Closing arguments start Friday in Detroit’s bankruptcy eligibility trial.
Witness testimony wrapped up this week, with former State Treasurer Andy Dillon and one of Governor Snyder’s top aides, Rich Baird, both taking the stand.
Dillon testified that he was “skeptical” after seeing Detroit emergency manager Kevyn Orr’s June proposal to city creditors, which included steep cuts to unsecured creditors, including pensions.
Dillon worried the offer was so bad it couldn’t possibly be a basis for negotiations, and that it, among other things, would make a bankruptcy filing look “premeditated.”

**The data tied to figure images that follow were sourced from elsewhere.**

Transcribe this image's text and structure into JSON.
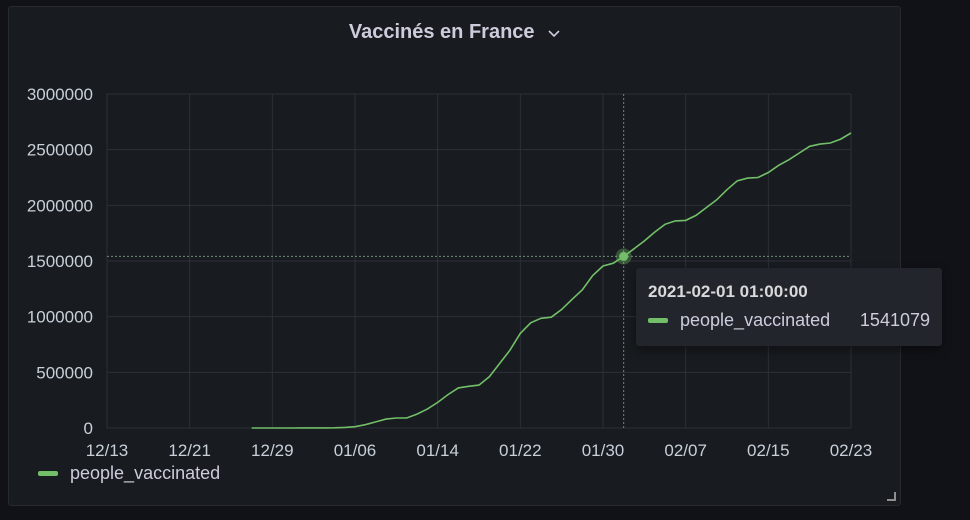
{
  "panel": {
    "title": "Vaccinés en France",
    "title_menu_icon": "chevron-down-icon"
  },
  "colors": {
    "series": "#73bf69",
    "background": "#181b1f",
    "grid": "#2c3038",
    "text": "#c7d0d9"
  },
  "chart_data": {
    "type": "line",
    "title": "Vaccinés en France",
    "xlabel": "",
    "ylabel": "",
    "x_tick_labels": [
      "12/13",
      "12/21",
      "12/29",
      "01/06",
      "01/14",
      "01/22",
      "01/30",
      "02/07",
      "02/15",
      "02/23"
    ],
    "y_tick_labels": [
      "0",
      "500000",
      "1000000",
      "1500000",
      "2000000",
      "2500000",
      "3000000"
    ],
    "ylim": [
      0,
      3000000
    ],
    "xlim": [
      "2020-12-13",
      "2021-02-23"
    ],
    "grid": true,
    "legend_position": "bottom-left",
    "series": [
      {
        "name": "people_vaccinated",
        "color": "#73bf69",
        "points": [
          [
            "2020-12-27",
            0
          ],
          [
            "2020-12-28",
            0
          ],
          [
            "2020-12-29",
            200
          ],
          [
            "2020-12-30",
            300
          ],
          [
            "2020-12-31",
            400
          ],
          [
            "2021-01-01",
            600
          ],
          [
            "2021-01-02",
            800
          ],
          [
            "2021-01-03",
            1000
          ],
          [
            "2021-01-04",
            2000
          ],
          [
            "2021-01-05",
            5000
          ],
          [
            "2021-01-06",
            12000
          ],
          [
            "2021-01-07",
            30000
          ],
          [
            "2021-01-08",
            55000
          ],
          [
            "2021-01-09",
            80000
          ],
          [
            "2021-01-10",
            90000
          ],
          [
            "2021-01-11",
            90000
          ],
          [
            "2021-01-12",
            125000
          ],
          [
            "2021-01-13",
            170000
          ],
          [
            "2021-01-14",
            230000
          ],
          [
            "2021-01-15",
            300000
          ],
          [
            "2021-01-16",
            360000
          ],
          [
            "2021-01-17",
            375000
          ],
          [
            "2021-01-18",
            385000
          ],
          [
            "2021-01-19",
            460000
          ],
          [
            "2021-01-20",
            580000
          ],
          [
            "2021-01-21",
            700000
          ],
          [
            "2021-01-22",
            850000
          ],
          [
            "2021-01-23",
            945000
          ],
          [
            "2021-01-24",
            985000
          ],
          [
            "2021-01-25",
            995000
          ],
          [
            "2021-01-26",
            1065000
          ],
          [
            "2021-01-27",
            1155000
          ],
          [
            "2021-01-28",
            1240000
          ],
          [
            "2021-01-29",
            1370000
          ],
          [
            "2021-01-30",
            1455000
          ],
          [
            "2021-01-31",
            1480000
          ],
          [
            "2021-02-01",
            1541079
          ],
          [
            "2021-02-02",
            1610000
          ],
          [
            "2021-02-03",
            1680000
          ],
          [
            "2021-02-04",
            1760000
          ],
          [
            "2021-02-05",
            1830000
          ],
          [
            "2021-02-06",
            1860000
          ],
          [
            "2021-02-07",
            1865000
          ],
          [
            "2021-02-08",
            1910000
          ],
          [
            "2021-02-09",
            1980000
          ],
          [
            "2021-02-10",
            2050000
          ],
          [
            "2021-02-11",
            2140000
          ],
          [
            "2021-02-12",
            2220000
          ],
          [
            "2021-02-13",
            2245000
          ],
          [
            "2021-02-14",
            2250000
          ],
          [
            "2021-02-15",
            2295000
          ],
          [
            "2021-02-16",
            2360000
          ],
          [
            "2021-02-17",
            2410000
          ],
          [
            "2021-02-18",
            2470000
          ],
          [
            "2021-02-19",
            2530000
          ],
          [
            "2021-02-20",
            2550000
          ],
          [
            "2021-02-21",
            2560000
          ],
          [
            "2021-02-22",
            2595000
          ],
          [
            "2021-02-23",
            2650000
          ]
        ]
      }
    ]
  },
  "hover": {
    "x": "2021-02-01",
    "y": 1541079
  },
  "tooltip": {
    "time": "2021-02-01 01:00:00",
    "series_name": "people_vaccinated",
    "value": "1541079"
  },
  "legend": {
    "label": "people_vaccinated"
  }
}
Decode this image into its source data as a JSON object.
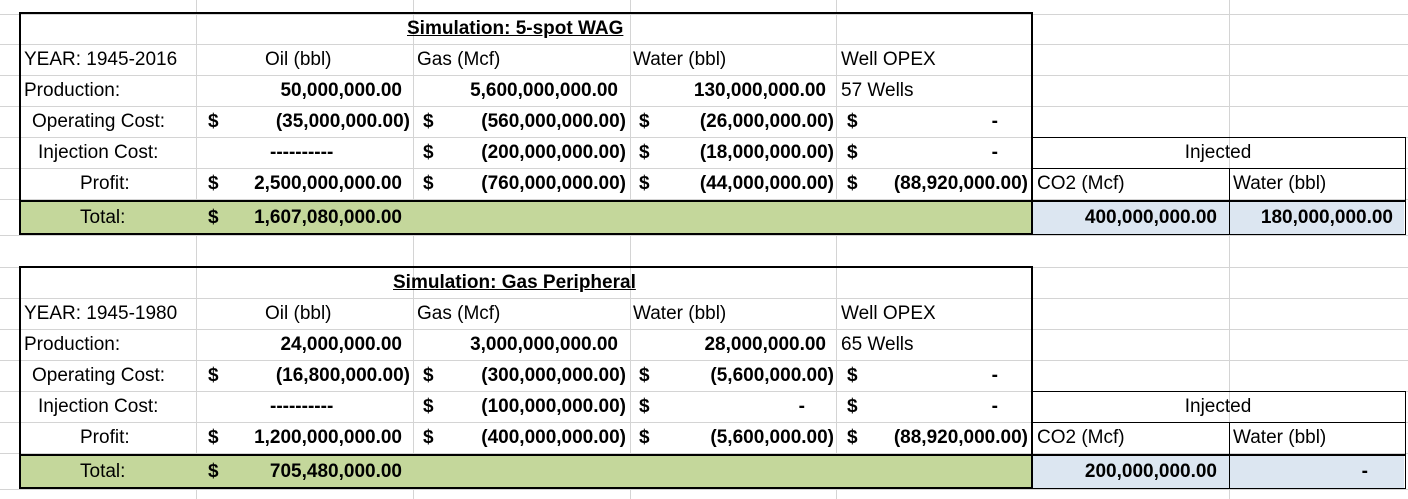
{
  "tables": [
    {
      "title": "Simulation: 5-spot WAG",
      "year": "YEAR: 1945-2016",
      "headers": {
        "oil": "Oil (bbl)",
        "gas": "Gas (Mcf)",
        "water": "Water (bbl)",
        "opex": "Well OPEX"
      },
      "production": {
        "label": "Production:",
        "oil": "50,000,000.00",
        "gas": "5,600,000,000.00",
        "water": "130,000,000.00",
        "opex": "57 Wells"
      },
      "operating": {
        "label": "Operating Cost:",
        "oil": "(35,000,000.00)",
        "gas": "(560,000,000.00)",
        "water": "(26,000,000.00)",
        "opex": "-"
      },
      "injection": {
        "label": "Injection Cost:",
        "oil": "----------",
        "gas": "(200,000,000.00)",
        "water": "(18,000,000.00)",
        "opex": "-"
      },
      "profit": {
        "label": "Profit:",
        "oil": "2,500,000,000.00",
        "gas": "(760,000,000.00)",
        "water": "(44,000,000.00)",
        "opex": "(88,920,000.00)"
      },
      "total": {
        "label": "Total:",
        "value": "1,607,080,000.00"
      },
      "injected": {
        "header": "Injected",
        "co2_label": "CO2 (Mcf)",
        "water_label": "Water (bbl)",
        "co2": "400,000,000.00",
        "water": "180,000,000.00"
      }
    },
    {
      "title": "Simulation: Gas Peripheral",
      "year": "YEAR: 1945-1980",
      "headers": {
        "oil": "Oil (bbl)",
        "gas": "Gas (Mcf)",
        "water": "Water (bbl)",
        "opex": "Well OPEX"
      },
      "production": {
        "label": "Production:",
        "oil": "24,000,000.00",
        "gas": "3,000,000,000.00",
        "water": "28,000,000.00",
        "opex": "65 Wells"
      },
      "operating": {
        "label": "Operating Cost:",
        "oil": "(16,800,000.00)",
        "gas": "(300,000,000.00)",
        "water": "(5,600,000.00)",
        "opex": "-"
      },
      "injection": {
        "label": "Injection Cost:",
        "oil": "----------",
        "gas": "(100,000,000.00)",
        "water": "-",
        "opex": "-"
      },
      "profit": {
        "label": "Profit:",
        "oil": "1,200,000,000.00",
        "gas": "(400,000,000.00)",
        "water": "(5,600,000.00)",
        "opex": "(88,920,000.00)"
      },
      "total": {
        "label": "Total:",
        "value": "705,480,000.00"
      },
      "injected": {
        "header": "Injected",
        "co2_label": "CO2 (Mcf)",
        "water_label": "Water (bbl)",
        "co2": "200,000,000.00",
        "water": "-"
      }
    }
  ],
  "currency": "$",
  "colors": {
    "total_row": "#c4d79b",
    "injected_values": "#dce6f1",
    "gridline": "#d4d4d4"
  }
}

Lawyers for Detroit unions, pension funds and others have made that argument all along. They say Dillon’s testimony helps prove Detroit never bargained in good faith with its creditors, and the city should be denied bankruptcy protection because of that.
Emails also revealed that Dillon proposed pursuing unnamed “creative options” to restructure retiree pensions and health care outside bankruptcy. Those were never pursued.
Governor Snyder’s “transformation manager” Rich Baird also testified about his role in the events leading up to Detroit’s bankruptcy filing, and the hiring of emergency manager Kevyn Orr.
Baird testified that he was “never a representative of the state” and worked “with” the Governor, but not for him. At the time, Baird was on the payroll of Snyder’s controversial non-profit NERD fund.
Bankruptcy Judge Steven Rhodes ultimately gets to make the call on whether Detroit is eligible for Chapter 9 bankruptcy protection. He’s expected to issue a ruling late this month.